Choose Your Learning Path

Pick the route that matches your goals and available time.

Sequential Builder
Complete all 20 modules in order

Best for: Students, career transitioners, deep understanding
Time: 60-80 hours (8-12 weeks part-time)
Outcome: Complete mental model of ML systems

Vision Track
01-09 → 14-19 (CNNs + optimization)

Best for: Computer vision focus, MLOps practitioners
Time: 40-50 hours
Outcome: CNN architectures + production optimization

Language Track
01-08 → 10-13 (transformers + GPT)

Best for: NLP focus, research engineers
Time: 35-45 hours
Outcome: Complete GPT model with text generation

Instructor Sampler
Read: 01, 03, 05, 07, 12 (key concepts)

Best for: Evaluating for course adoption
Time: 8-12 hours (reading, not building)
Outcome: Assessment of pedagogical approach

TipAll paths start at Module 01

Module 01 (Tensor) is the foundation everything else builds on. Start there, then switch paths anytime based on what you find interesting.
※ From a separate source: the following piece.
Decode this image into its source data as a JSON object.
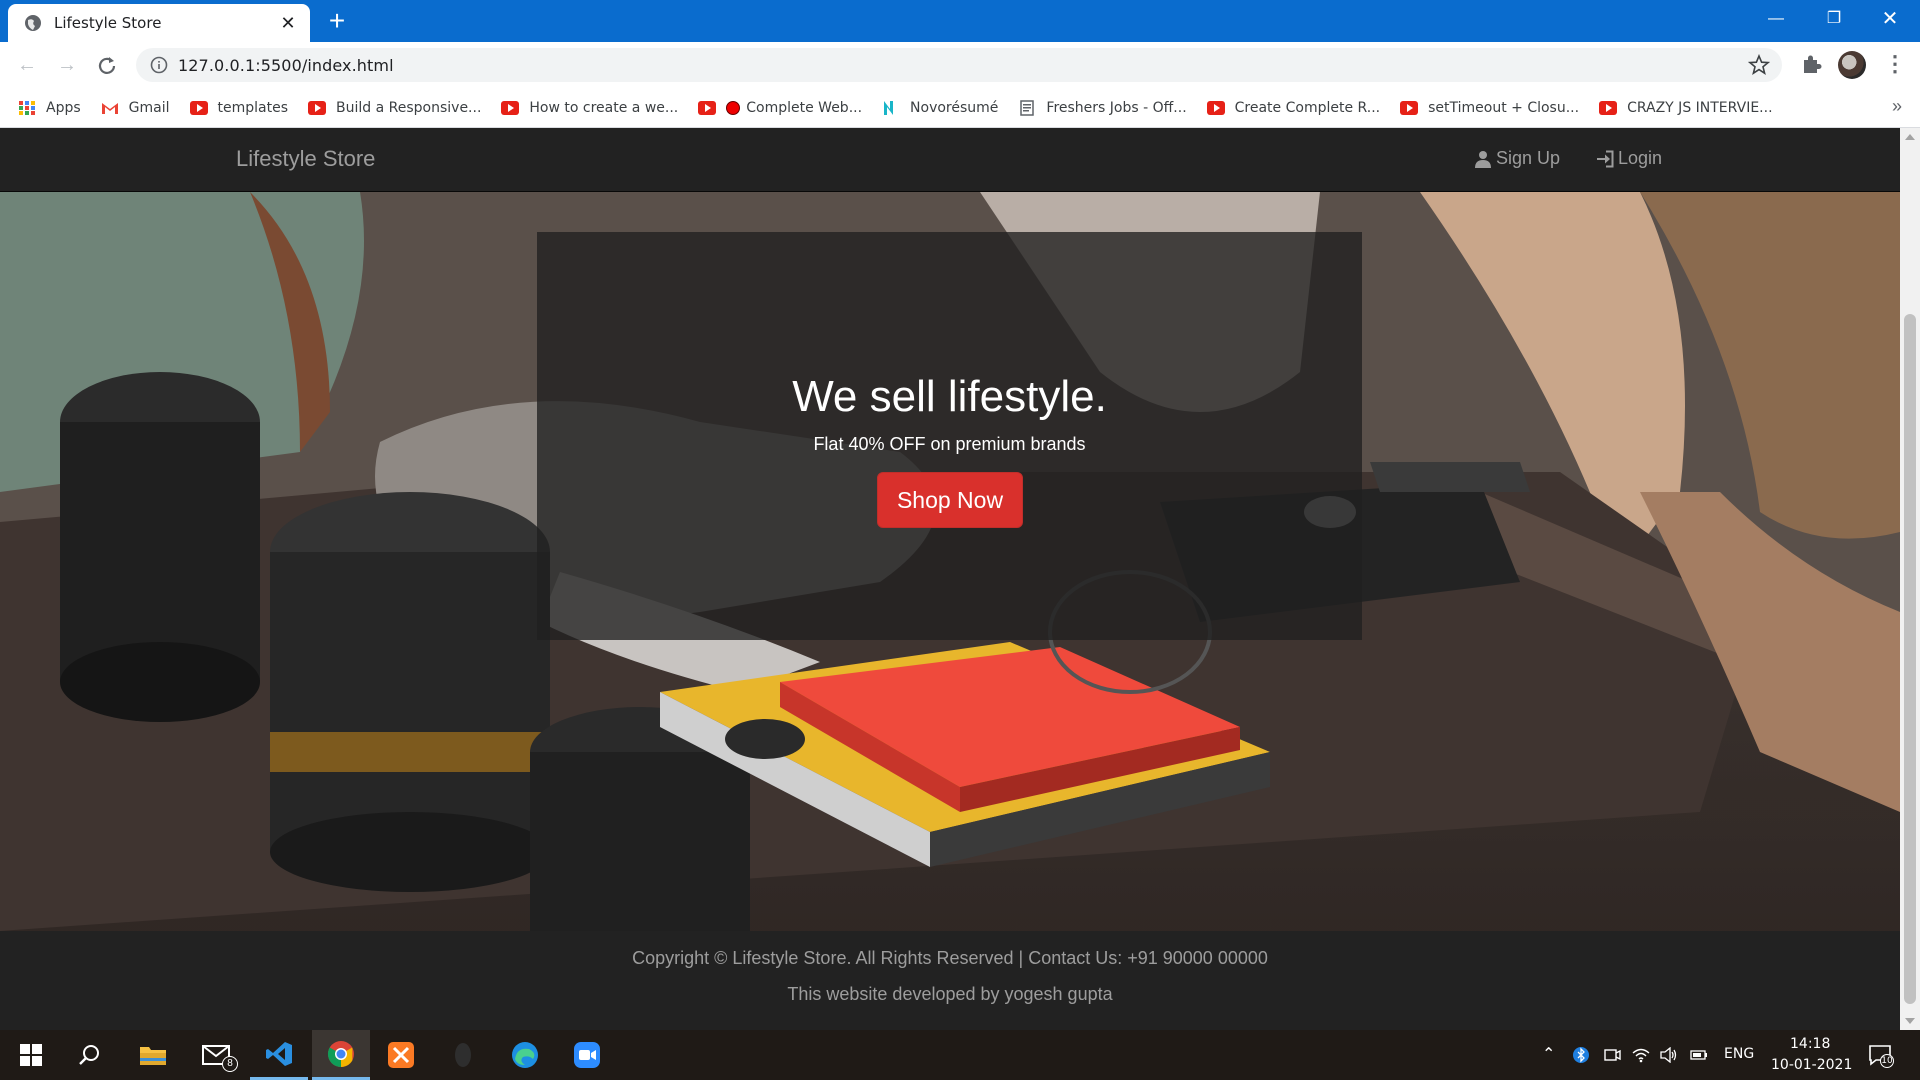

Expect to Struggle (That’s the Design)

ImportantGetting stuck is not a bug—it’s a feature

TinyTorch treats productive struggle as a teaching tool. You will debug tensor shape mismatches, trace gradient flow through tangled graphs, and fight for memory inside tight constraints. The friction is intentional. It is your brain rewiring around how ML systems actually work.

What helps when you’re stuck:

  • Run the tests early and often—they’re your fastest feedback loop.
  • The if __name__ == "__main__" blocks show the expected workflow.
  • The ML Systems Thinking questions validate that you understood, not just that you typed.
  • Production context notes connect your implementation back to PyTorch and TensorFlow.

When to ask for help:

  • After you’ve run the tests and read the error message carefully.
  • After you’ve tried explaining the problem out loud to a rubber duck.
  • If you’ve been stuck on a single bug for more than thirty minutes.

The goal isn’t to never struggle. It’s to struggle productively, and to leave each module knowing why the working version works.

Start Building

You have the map. Module 01 builds the tensor—the data structure every other module depends on. A few hours from now you’ll have a working Tensor class and a green test suite, and the path to CNNs, transformers, and an MLPerf-style benchmark will be one module shorter.

Next step. Follow the Quick Start Guide to set up your environment (2 minutes), complete Module 01: Tensor (2–3 hours), and watch your first tests pass.

NoteBefore you start

You don’t need to be an expert. You need to be curious and willing to struggle through hard problems. If you want to know why the book is built this way before you write a line of code, read the Learning Philosophy first.

The journey from tensors to transformers starts with a single import tinytorch.